Bio-Fluorescent Particle Counter (BFPC) Continuous Environmental Viable Particle Monitoring Strategy for Aseptic Filling
The adoption of Environmental Monitoring (EM) through modern technologies, such as BFPCs, has proven to be a long process and requires a solid data set and validation strategy to be accepted by the authorities. This paper provides key points to consider during the implementation of BFPCs as a routine EM tool in modern isolators.
Table of Contents
1 Introduction
Aseptic filling has undergone tremendous development in the past decades, from manned cleanrooms to modern isolator systems, which provide a significant improvement in containment and minimizing contamination risks. Isolator systems allow for a validated aseptic environment where operators are completely separated via gloves, and material transfers in and out are performed through validated technologies. As recommended in the EU GMP Annex 1 1 , isolators provide a safe environment against potential sources of endotoxin/pyrogen, particulate, and microbial contamination for aseptic filling. This is also reflected in the current trend of the pharmaceutical industries toward gloveless and robotic isolator technology.
Nevertheless, traditional monitoring approaches, originally developed for manned clean rooms, are still applied. Monitoring with traditional methods have limitations regarding the sensitivity of the methods and pose a risk to the drug product by interventions and handling steps connected to sampling, sample transport to the laboratory, and evaluation. Modern technologies, for example robotic isolators, and the advancement of pharmaceutical products, such as personalized medicines in cell and gene therapies, drive the need for fast and reliable viable particle monitoring.

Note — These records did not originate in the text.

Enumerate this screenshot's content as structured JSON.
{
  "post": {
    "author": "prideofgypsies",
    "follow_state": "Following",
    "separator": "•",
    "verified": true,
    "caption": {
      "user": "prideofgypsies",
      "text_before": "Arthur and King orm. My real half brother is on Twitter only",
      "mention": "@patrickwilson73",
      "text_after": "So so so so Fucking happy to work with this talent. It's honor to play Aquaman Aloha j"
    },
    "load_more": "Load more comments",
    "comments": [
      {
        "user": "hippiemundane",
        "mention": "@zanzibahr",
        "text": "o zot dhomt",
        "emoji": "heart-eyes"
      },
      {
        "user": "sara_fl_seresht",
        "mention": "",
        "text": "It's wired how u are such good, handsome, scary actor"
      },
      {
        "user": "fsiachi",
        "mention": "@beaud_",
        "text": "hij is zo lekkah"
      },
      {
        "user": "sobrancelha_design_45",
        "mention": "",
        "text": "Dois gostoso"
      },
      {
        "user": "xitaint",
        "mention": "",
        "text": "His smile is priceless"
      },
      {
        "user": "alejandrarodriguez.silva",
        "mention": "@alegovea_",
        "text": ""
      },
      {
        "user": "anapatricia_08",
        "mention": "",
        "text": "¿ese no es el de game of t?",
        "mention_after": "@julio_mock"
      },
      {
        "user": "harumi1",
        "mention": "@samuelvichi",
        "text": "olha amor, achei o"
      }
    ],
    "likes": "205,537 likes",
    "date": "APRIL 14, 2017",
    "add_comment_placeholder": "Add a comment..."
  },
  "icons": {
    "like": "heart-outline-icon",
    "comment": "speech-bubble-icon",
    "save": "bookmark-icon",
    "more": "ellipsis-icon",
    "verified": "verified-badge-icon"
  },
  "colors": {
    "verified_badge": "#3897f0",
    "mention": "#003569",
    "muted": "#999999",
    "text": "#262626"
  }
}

Reduction of conventional monitoring can be achieved by the implementation of new methods, such as using Bio-Fluorescent Particle Counters (BFPCs), which provide many advantages in the pharmaceutical industry. BFPCs detect and count the total biological particles in real time, significantly reducing contamination risks by eliminating the human interventions required for the manual sampling steps connected with traditional methods. Furthermore, BFPCs can detect adverse trends as they occur, with the possibility to react immediately.
The adoption of Environmental Monitoring (EM) through modern technologies, such as BFPCs, has proven to be a long process and requires a solid data set and validation strategy to be accepted by the authorities. This paper provides key points to consider during the implementation of BFPCs as a routine EM tool in modern isolators.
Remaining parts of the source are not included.